Cautionary Note Regarding Forward-Looking Statements

This press release may contain information that includes or is based upon forward-looking statements. Forward-looking statements give expectations or forecasts of future events. These statements can be identified by the fact that they do not relate strictly to historical or current facts. They use words such as “anticipate,” “estimate,” “expect,” “project,” “intend,” “plan,” “believe,” “potential,” and “will,” and other words and terms of similar meaning, or are tied to future periods, in connection with a discussion of future operating or financial performance. In particular, these include statements relating to future actions, prospective services or products, future performance or results of current and anticipated services or products, sales efforts, expenses, the outcome of contingencies such as legal proceedings, trends in operations and financial results.

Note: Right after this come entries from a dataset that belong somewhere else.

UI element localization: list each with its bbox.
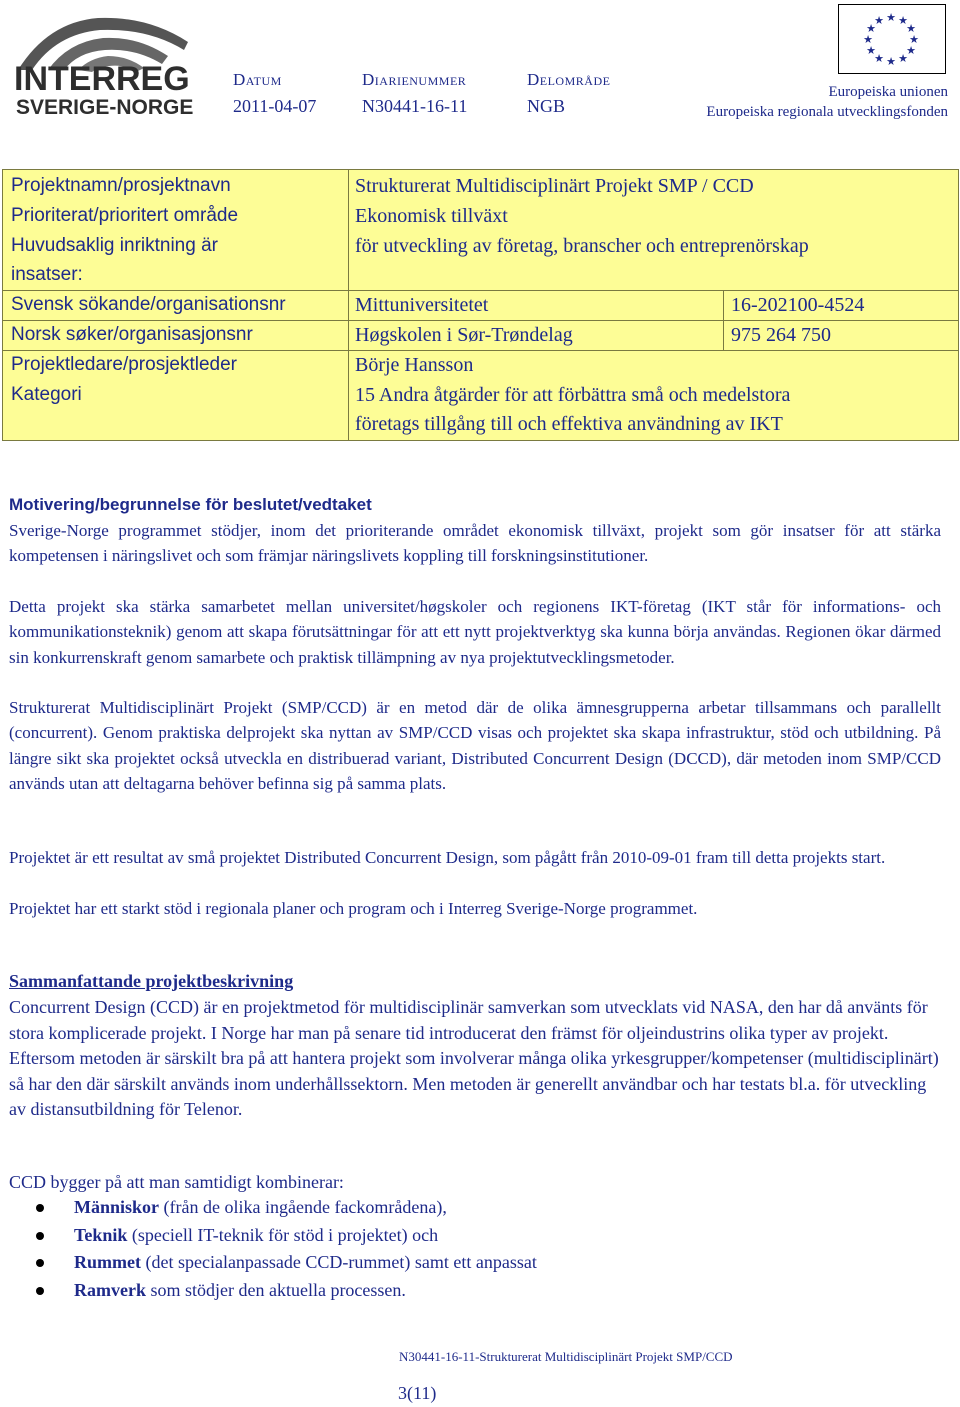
logo-interreg: INTERREG	[14, 60, 190, 98]
sammanfattning-heading: Sammanfattande projektbeskrivning	[9, 971, 294, 991]
table-divider	[348, 170, 349, 440]
value-svensk-sokande: Mittuniversitetet	[355, 294, 489, 316]
footer-doc-reference: N30441-16-11-Strukturerat Multidisciplinärt Projekt SMP/CCD	[399, 1349, 733, 1364]
bullet-text: (det specialanpassade CCD-rummet) samt ett anpassat	[140, 1252, 537, 1272]
svg-text:★: ★	[866, 44, 876, 57]
svg-text:★: ★	[909, 33, 919, 46]
datum-value: 2011-04-07	[233, 96, 317, 116]
ccd-intro: CCD bygger på att man samtidigt kombinerar:	[9, 1172, 344, 1192]
label-projektledare: Projektledare/prosjektleder	[11, 354, 238, 375]
value-inriktning: för utveckling av företag, branscher och entreprenörskap	[355, 235, 809, 257]
table-divider	[3, 350, 958, 351]
svg-text:★: ★	[898, 14, 908, 27]
svg-text:★: ★	[906, 22, 916, 35]
label-projektnamn: Projektnamn/prosjektnavn	[11, 175, 231, 196]
svg-text:★: ★	[898, 52, 908, 65]
label-prioriterat: Prioriterat/prioritert område	[11, 205, 239, 226]
list-item	[36, 1222, 537, 1250]
list-item	[36, 1194, 537, 1222]
value-prioriterat: Ekonomisk tillväxt	[355, 205, 508, 227]
bullet-term: Människor	[74, 1197, 160, 1217]
diarienummer-label: Diarienummer	[362, 70, 467, 89]
bullet-icon	[36, 1259, 44, 1267]
delomrade-label: Delområde	[527, 70, 611, 89]
datum-label: Datum	[233, 70, 282, 89]
eu-flag-icon	[838, 4, 946, 74]
eu-union-label: Europeiska unionen	[828, 84, 948, 100]
value-norsk-soker: Høgskolen i Sør-Trøndelag	[355, 324, 573, 346]
bullet-icon	[36, 1204, 44, 1212]
sammanfattning-paragraph: Concurrent Design (CCD) är en projektmetod för multidisciplinär samverkan som utvecklats vid NASA, den har då använts för stora komplicerade projekt. I Norge har man på senare tid introducerat den främst för oljeindustrins olika typer av projekt. Eftersom metoden är särskilt bra på att hantera projekt som involverar många olika yrkesgrupper/kompetenser (multidisciplinärt) så har den där särskilt används inom underhållssektorn. Men metoden är generellt användbar och har testats bl.a. för utveckling av distansutbildning för Telenor.	[9, 997, 939, 1119]
eu-fund-label: Europeiska regionala utvecklingsfonden	[706, 104, 948, 120]
diarienummer-value: N30441-16-11	[362, 96, 468, 116]
value-norsk-orgnr: 975 264 750	[731, 324, 831, 346]
bullet-term: Rummet	[74, 1252, 141, 1272]
eu-stars-icon	[839, 5, 944, 72]
list-item	[36, 1277, 537, 1305]
page-number: 3(11)	[398, 1383, 437, 1403]
svg-text:★: ★	[886, 55, 896, 68]
bullet-text: (speciell IT-teknik för stöd i projektet) och	[127, 1224, 439, 1245]
bullet-text: som stödjer den aktuella processen.	[145, 1279, 406, 1300]
label-inriktning: Huvudsaklig inriktning är	[11, 235, 218, 256]
value-kategori-cont: företags tillgång till och effektiva användning av IKT	[355, 413, 783, 435]
svg-text:★: ★	[874, 52, 884, 65]
motivering-paragraph-3: Strukturerat Multidisciplinärt Projekt (SMP/CCD) är en metod där de olika ämnesgrupperna arbetar tillsammans och parallellt (concurrent). Genom praktiska delprojekt ska nyttan av SMP/CCD visas och projektet ska skapa infrastruktur, stöd och utbildning. På längre sikt ska projektet också utveckla en distribuerad variant, Distributed Concurrent Design (DCCD), där metoden inom SMP/CCD används utan att deltagarna behöver befinna sig på samma plats.	[9, 698, 941, 793]
label-svensk-sokande: Svensk sökande/organisationsnr	[11, 294, 286, 315]
svg-text:★: ★	[906, 44, 916, 57]
bullet-icon	[36, 1287, 44, 1295]
motivering-paragraph-1: Sverige-Norge programmet stödjer, inom det prioriterande området ekonomisk tillväxt, projekt som gör insatser för att stärka kompetensen i näringslivet och som främjar näringslivets koppling till forskningsinstitutioner.	[9, 521, 941, 566]
project-info-table	[2, 169, 959, 441]
value-projektledare: Börje Hansson	[355, 354, 474, 376]
motivering-heading: Motivering/begrunnelse för beslutet/vedtaket	[9, 495, 372, 514]
table-divider	[3, 290, 958, 291]
svg-text:★: ★	[866, 22, 876, 35]
value-projektnamn: Strukturerat Multidisciplinärt Projekt SMP / CCD	[355, 175, 754, 197]
logo-sverige-norge: SVERIGE-NORGE	[16, 96, 194, 119]
ccd-components-list	[36, 1194, 537, 1304]
bullet-text: (från de olika ingående fackområdena),	[159, 1197, 447, 1217]
motivering-paragraph-2: Detta projekt ska stärka samarbetet mellan universitet/høgskoler och regionens IKT-företag (IKT står för informations- och kommunikationsteknik) genom att skapa förutsättningar för att ett nytt projektverktyg ska kunna börja användas. Regionen ökar därmed sin konkurrenskraft genom samarbete och praktisk tillämpning av nya projektutvecklingsmetoder.	[9, 597, 941, 667]
list-item	[36, 1249, 537, 1277]
value-kategori: 15 Andra åtgärder för att förbättra små och medelstora	[355, 384, 791, 406]
bullet-term: Teknik	[74, 1224, 128, 1245]
label-insatser: insatser:	[11, 264, 83, 285]
label-norsk-soker: Norsk søker/organisasjonsnr	[11, 324, 253, 345]
bullet-term: Ramverk	[74, 1279, 146, 1300]
svg-text:★: ★	[886, 11, 896, 24]
motivering-paragraph-5: Projektet har ett starkt stöd i regionala planer och program och i Interreg Sverige-Norge programmet.	[9, 899, 698, 918]
svg-text:★: ★	[874, 14, 884, 27]
delomrade-value: NGB	[527, 96, 566, 116]
label-kategori: Kategori	[11, 384, 82, 405]
table-divider	[3, 320, 958, 321]
bullet-icon	[36, 1232, 44, 1240]
value-svensk-orgnr: 16-202100-4524	[731, 294, 865, 316]
svg-text:★: ★	[863, 33, 873, 46]
motivering-paragraph-4: Projektet är ett resultat av små projektet Distributed Concurrent Design, som pågått från 2010-09-01 fram till detta projekts start.	[9, 848, 886, 867]
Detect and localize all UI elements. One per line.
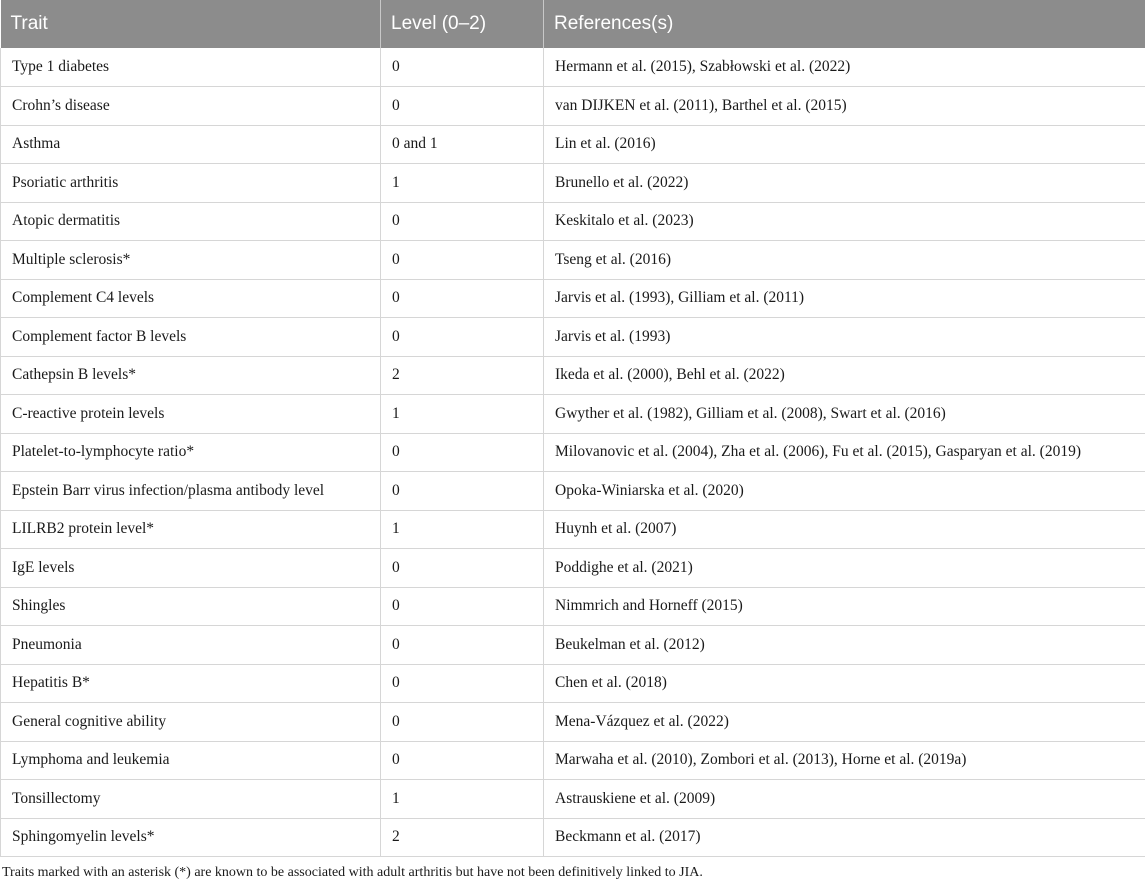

Any or all forward-looking statements may turn out to be wrong. They can be affected by inaccurate assumptions or by known or unknown risks and uncertainties. Many such factors will be important in determining the actual future results of the Company, its subsidiaries and affiliates. These statements are based on current expectations and the current economic environment. They involve a number of risks and uncertainties that are difficult to predict. These statements are not guarantees of future performance. Actual results could differ materially from those expressed or implied in the forward-looking statements. Risks, uncertainties, and other factors that might cause such differences include the risks, uncertainties and other factors identified herein, including, without limitation, that the Acquisition may not be completed on the current terms or at all and that our cost-savings initiatives may not be successful.  The Company does not undertake any obligation to publicly correct or update any forward-looking statement if the Company later becomes aware that such statement is not likely to be achieved.